A refinement of that broad proposal that would require less
borrowing is that the government builds the infrastructure, de-risks it
by maintaining ownership for a while (as it turns out the private sector
has no idea how many cars might want to go through a tunnel) and then
flog it off to the private sector, using the money gained to build the
next stage.
Encouragingly, the NSW state budget contained an element of
that very thinking in funding the $10 billion WestConnex toll road. With
so many failed private-sector tunnels around the nation, the government
will build the road, using its access to cheaper finance, and
subsequently privatise it.
The NBN model goes part of the way along the Big Idea
superhighway, even keeping the funding off the immediate government
balance sheet, but it fails on one major test: demonstrable and
independently adjudicated double-digit internal rate of return.
McKibbin himself admits the problem with his plan is that you
couldn't trust any politician with the money – the temptation to cater
for a little vested interest here, a marginal electorate there, some
generous political donors everywhere, is too great.
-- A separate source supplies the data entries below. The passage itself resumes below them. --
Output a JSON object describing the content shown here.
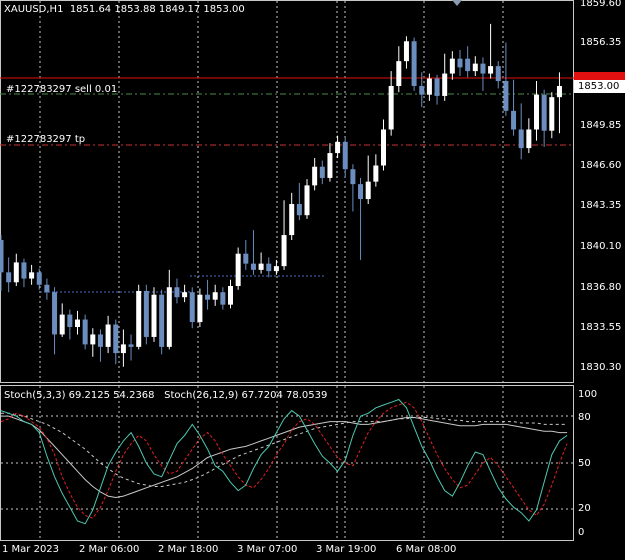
{
  "header": {
    "symbol": "XAUUSD,H1",
    "ohlc": "1851.64 1853.88 1849.17 1853.00"
  },
  "orders": {
    "sell_label": "#122783297 sell 0.01",
    "tp_label": "#122783297 tp"
  },
  "current_price": "1853.00",
  "price_axis": [
    "1859.60",
    "1856.35",
    "1853.10",
    "1849.85",
    "1846.60",
    "1843.35",
    "1840.10",
    "1836.80",
    "1833.55",
    "1830.30"
  ],
  "time_axis": [
    "1 Mar 2023",
    "2 Mar 06:00",
    "2 Mar 18:00",
    "3 Mar 07:00",
    "3 Mar 19:00",
    "6 Mar 08:00"
  ],
  "indicator": {
    "stoch1": "Stoch(5,3,3) 69.2125 54.2368",
    "stoch2": "Stoch(26,12,9) 67.7204 78.0539",
    "levels": [
      "100",
      "80",
      "50",
      "20",
      "0"
    ]
  },
  "colors": {
    "bull": "#ffffff",
    "bear": "#6c8ebf",
    "grid": "#c8c8c8",
    "sell_line": "#4a8a4a",
    "tp_line": "#c83232",
    "price_line": "#e01010",
    "stoch_main": "#4fc8b0",
    "stoch_signal": "#e02020",
    "stoch_slow": "#c8c8c8"
  }
}
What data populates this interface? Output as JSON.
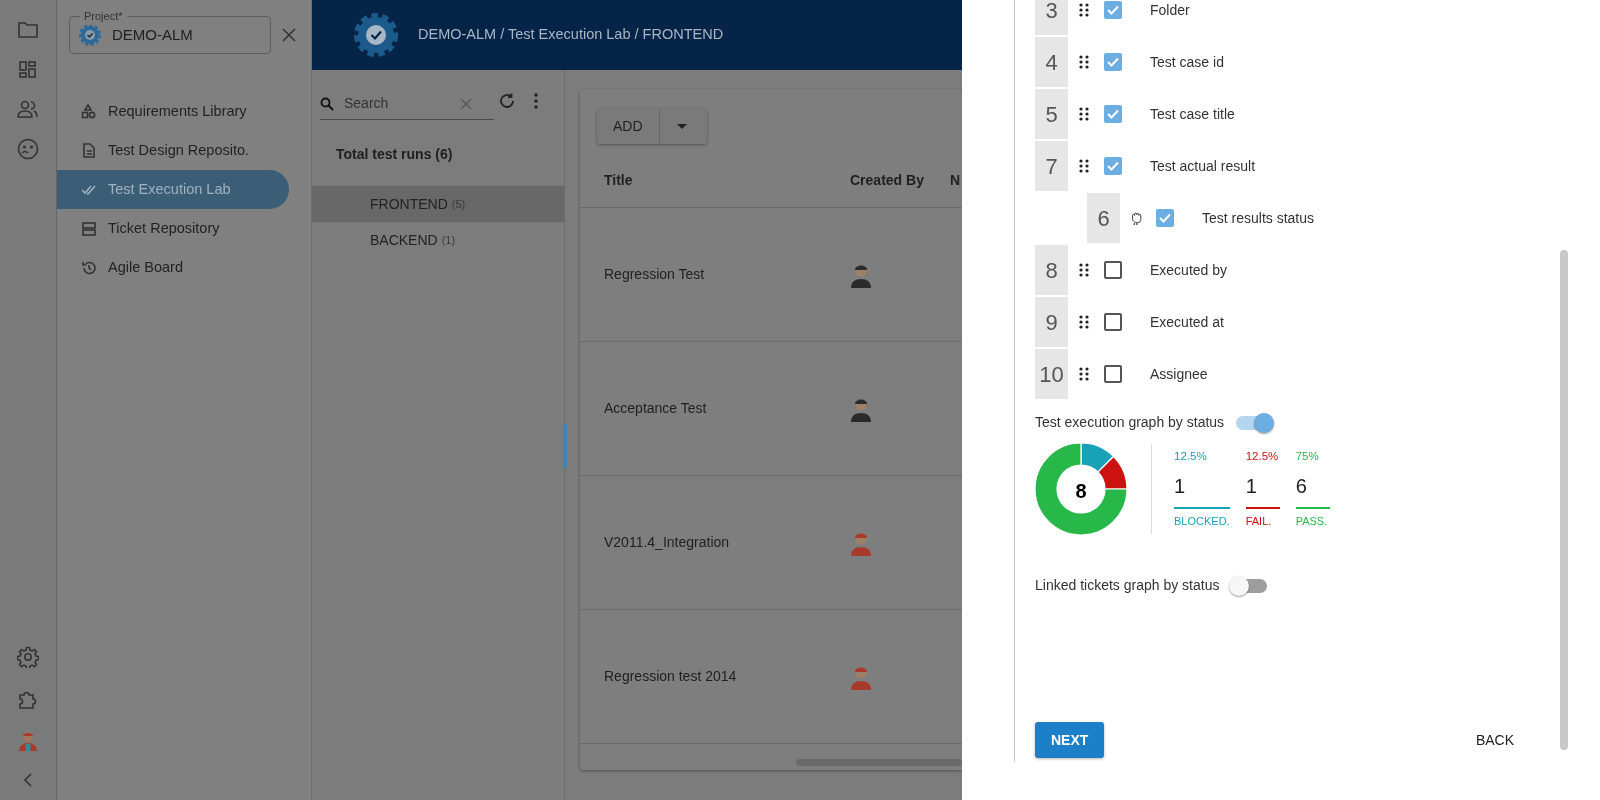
{
  "project_field": {
    "label": "Project*",
    "value": "DEMO-ALM"
  },
  "nav": [
    {
      "label": "Requirements Library",
      "selected": false
    },
    {
      "label": "Test Design Reposito.",
      "selected": false
    },
    {
      "label": "Test Execution Lab",
      "selected": true
    },
    {
      "label": "Ticket Repository",
      "selected": false
    },
    {
      "label": "Agile Board",
      "selected": false
    }
  ],
  "header": {
    "breadcrumb": "DEMO-ALM / Test Execution Lab / FRONTEND"
  },
  "tree": {
    "search": {
      "placeholder": "Search"
    },
    "total": "Total test runs (6)",
    "items": [
      {
        "label": "FRONTEND",
        "count": "(5)",
        "selected": true
      },
      {
        "label": "BACKEND",
        "count": "(1)",
        "selected": false
      }
    ]
  },
  "table": {
    "add_button": "ADD",
    "columns": [
      "Title",
      "Created By",
      "N"
    ],
    "rows": [
      {
        "title": "Regression Test",
        "color": "#2b2b2b"
      },
      {
        "title": "Acceptance Test",
        "color": "#2b2b2b"
      },
      {
        "title": "V2011.4_Integration",
        "color": "#a83a2c"
      },
      {
        "title": "Regression test 2014",
        "color": "#a83a2c"
      }
    ]
  },
  "column_settings": [
    {
      "number": "3",
      "label": "Folder",
      "checked": true
    },
    {
      "number": "4",
      "label": "Test case id",
      "checked": true
    },
    {
      "number": "5",
      "label": "Test case title",
      "checked": true
    },
    {
      "number": "7",
      "label": "Test actual result",
      "checked": true,
      "children": [
        {
          "number": "6",
          "label": "Test results status",
          "checked": true
        }
      ]
    },
    {
      "number": "8",
      "label": "Executed by",
      "checked": false
    },
    {
      "number": "9",
      "label": "Executed at",
      "checked": false
    },
    {
      "number": "10",
      "label": "Assignee",
      "checked": false
    }
  ],
  "execution_graph": {
    "label": "Test execution graph by status",
    "on": true,
    "total": "8",
    "chart_data": {
      "type": "donut",
      "categories": [
        "BLOCKED.",
        "FAIL.",
        "PASS."
      ],
      "values": [
        12.5,
        12.5,
        75
      ]
    },
    "stats": [
      {
        "percent": "12.5%",
        "count": "1",
        "color": "#17a2b8"
      },
      {
        "percent": "12.5%",
        "count": "1",
        "color": "#cc1111"
      },
      {
        "percent": "75%",
        "count": "6",
        "color": "#28b84a"
      }
    ]
  },
  "linked_graph": {
    "label": "Linked tickets graph by status",
    "on": false
  },
  "buttons": {
    "next": "NEXT",
    "back": "BACK"
  }
}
Which is where the establishment of a genuinely independent,
arms-length body to supervise the process becomes paramount – a Reserve
Bank of infrastructure. Infrastructure Australia is a step in that
direction but not good enough, being more of a wish-list body than a
ruthless task master.
The Productivity Commission's rigours would need to be
employed for a start. Those who have abused government programs in the
past would need to be excluded, for example, the Victorian CFMEU after
the desalination plant rorting. To be made to work properly, there would
be no room for mates of any colour.
It wouldn't be easy to reverse three years of surplus
worship, particularly with the opposition sure to run the obvious lines
about Labor just wanting to spend and go further into disastrous debt,
but it could be done.
Well,
as I said on this topic a few weeks ago, I still have this skepticism about how governments (or anyone) can really work out priorities in infrastructure. I mean, unless its directly related to an industry (a railway line from a mining area to the coast, a new boat harbour near some industry) how do you really put a productivity figure on something like a new cross city tunnel that speeds up a commute by 15 minutes a day?
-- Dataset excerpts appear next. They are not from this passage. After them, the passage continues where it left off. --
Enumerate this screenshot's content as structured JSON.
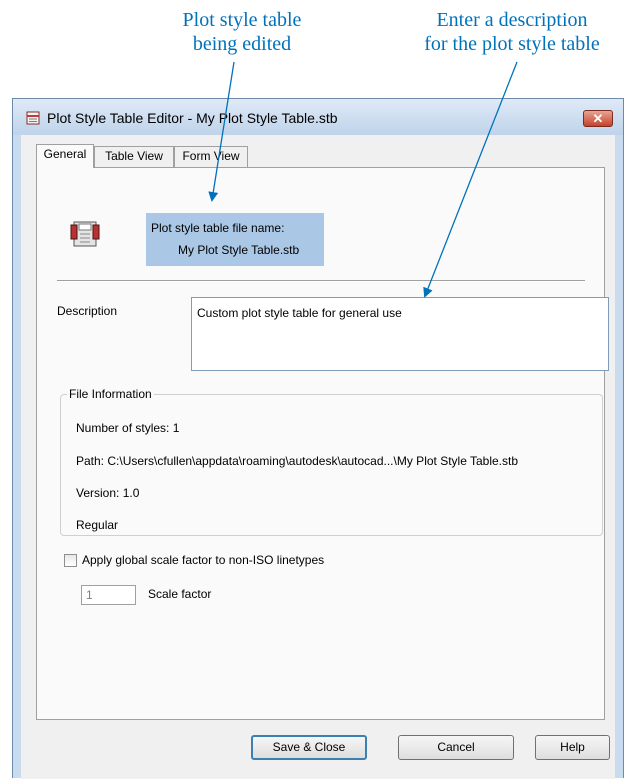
{
  "callouts": {
    "edited_line1": "Plot style table",
    "edited_line2": "being edited",
    "description_line1": "Enter a description",
    "description_line2": "for the plot style table"
  },
  "window": {
    "title": "Plot Style Table Editor - My Plot Style Table.stb",
    "close_glyph": "✕",
    "icon": "plot-style-editor-icon"
  },
  "tabs": [
    {
      "label": "General",
      "selected": true
    },
    {
      "label": "Table View",
      "selected": false
    },
    {
      "label": "Form View",
      "selected": false
    }
  ],
  "general": {
    "file_name_label": "Plot style table file name:",
    "file_name": "My Plot Style Table.stb",
    "file_icon": "plot-style-file-icon",
    "description_label": "Description",
    "description_value": "Custom plot style table for general use",
    "file_info": {
      "title": "File Information",
      "styles": "Number of styles: 1",
      "path": "Path: C:\\Users\\cfullen\\appdata\\roaming\\autodesk\\autocad...\\My Plot Style Table.stb",
      "version": "Version: 1.0",
      "type": "Regular"
    },
    "scale_checkbox_label": "Apply global scale factor to non-ISO linetypes",
    "scale_checked": false,
    "scale_value": "1",
    "scale_label": "Scale factor"
  },
  "buttons": {
    "save": "Save & Close",
    "cancel": "Cancel",
    "help": "Help"
  },
  "colors": {
    "callout": "#0072bc",
    "highlight": "#aac8e6"
  }
}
I could, I guess, live with massive infrastructure that moves hard towards green energy; but I'm sure many economists would argue that the right technology is something about which governments should not be attempting to pick winners.
A high speed rail system has some Green credentials, but the sparse population that most of it will run through makes it questionable for a country this size.
So, my problem remains: sure, Pascoe's idea sounds reasonable - but show me the infrastructure that immediately makes sense, and then I'll be completely convinced.